The company has nearly 1,000 employees today, but remains in the family, run by Michael, Paul and Jeff Young, whose father, Thomas Young Jr, ran the company from 1969-88.
Though YESCO’s main HQ is in Salt Lake City, they still have a 400-strong sign factory in Vegas. “Since the war, Vegas has been our main calling card,” says Jeff Young, over the phone from Utah. “It all started with the Boulder Club sign in 1945, which was the first real ‘neon spectacular’. Tom drew the plans by hand on butcher’s paper, and the owners fell in love – they said they’d have it before they asked about the price. Then the Pioneer Club wanted a bigger, brighter sign and it really snowballed from there.”
YESCO would help create a chunk of Vegas’s most iconic signs in the next 15 years: the Las Vegas Club, the Glitter Gulch, Vegas Vic, The Mint, the Silver Slipper, the Golden Nugget, the Stardust and the “Welcome to Las Vegas” sign, to name just a few.
It’s almost certain that Tom Wolfe was looking at YESCO signs in 1965 when he was on his way to defining the New Journalism with his catchily titled essay, Las Vegas (What?) Las Vegas (Can’t hear you! Too noisy) Las Vegas!!!! “Las Vegas is the only city in the world whose skyline is made neither of buildings, like New York, nor of trees, like Wilbraham, Massachusetts, but signs,” he wrote. “But such signs! They tower. They revolve, they oscillate, they soar in shapes before which the existing vocabulary of art history is helpless.”

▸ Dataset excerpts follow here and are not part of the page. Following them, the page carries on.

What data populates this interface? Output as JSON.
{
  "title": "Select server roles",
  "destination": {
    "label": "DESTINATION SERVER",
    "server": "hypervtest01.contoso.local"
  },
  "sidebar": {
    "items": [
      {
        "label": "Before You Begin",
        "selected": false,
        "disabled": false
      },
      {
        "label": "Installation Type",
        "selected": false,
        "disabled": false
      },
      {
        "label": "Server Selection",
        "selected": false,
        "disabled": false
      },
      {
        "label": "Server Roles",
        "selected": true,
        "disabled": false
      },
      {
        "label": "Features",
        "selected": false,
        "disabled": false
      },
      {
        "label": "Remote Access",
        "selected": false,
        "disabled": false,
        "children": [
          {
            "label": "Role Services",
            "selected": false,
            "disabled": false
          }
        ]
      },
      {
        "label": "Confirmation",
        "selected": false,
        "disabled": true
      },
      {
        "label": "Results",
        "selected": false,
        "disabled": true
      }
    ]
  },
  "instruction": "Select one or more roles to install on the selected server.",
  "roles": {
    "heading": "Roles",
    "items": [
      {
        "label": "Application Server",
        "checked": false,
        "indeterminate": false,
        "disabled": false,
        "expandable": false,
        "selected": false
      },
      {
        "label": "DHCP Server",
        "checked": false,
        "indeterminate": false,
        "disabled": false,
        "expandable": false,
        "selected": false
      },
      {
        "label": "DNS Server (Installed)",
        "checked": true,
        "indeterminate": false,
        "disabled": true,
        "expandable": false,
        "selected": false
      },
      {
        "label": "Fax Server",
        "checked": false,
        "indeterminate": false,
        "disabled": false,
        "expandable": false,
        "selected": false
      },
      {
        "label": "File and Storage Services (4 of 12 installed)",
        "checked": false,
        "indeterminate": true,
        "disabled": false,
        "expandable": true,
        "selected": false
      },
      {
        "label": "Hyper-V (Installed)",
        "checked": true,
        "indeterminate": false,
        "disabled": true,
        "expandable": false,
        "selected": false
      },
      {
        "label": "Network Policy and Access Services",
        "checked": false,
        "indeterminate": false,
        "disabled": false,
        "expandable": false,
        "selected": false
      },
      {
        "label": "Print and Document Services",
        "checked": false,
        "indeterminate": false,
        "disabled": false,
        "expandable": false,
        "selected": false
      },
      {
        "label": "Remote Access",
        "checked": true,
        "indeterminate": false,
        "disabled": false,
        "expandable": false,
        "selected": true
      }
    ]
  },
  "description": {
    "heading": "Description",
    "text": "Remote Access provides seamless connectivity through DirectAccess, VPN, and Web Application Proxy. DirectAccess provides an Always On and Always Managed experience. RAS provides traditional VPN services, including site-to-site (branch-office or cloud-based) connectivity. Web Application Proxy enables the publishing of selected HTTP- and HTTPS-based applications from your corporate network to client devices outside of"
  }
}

But art history is where many neon signs are headed. According to Young, only around five of the 400 staff at YESCO’s Vegas factory work in traditional neon sign-making. Most of the rest are working on digital displays, which have taken off since YESCO installed the first four-colour LED sign at the Caesars Palace casino in 1984.
“For now, that’s our future,” says Young. “But neon will always be a part of what we do, and what’s amazing is that a well-made neon light from 1930 will still shine as bright today as it did then. It’s incredible that that particular piece of technology has endured the way it has.”
While YESCO continues to make and maintain neon signs in Vegas, notably the “Welcome…” light, the company also donated a sizeable collection to the Neon Museum and its Neon Boneyard, including the likes of the Stardust sign. “Once a sign is here,” says Danielle Kelly, “we’re also saving the story of that motel or that dry-cleaner. We’re saving a story about America and a tradition of craftsmanship that we’re in danger of losing.” History may be moving on, but the lights are still shining.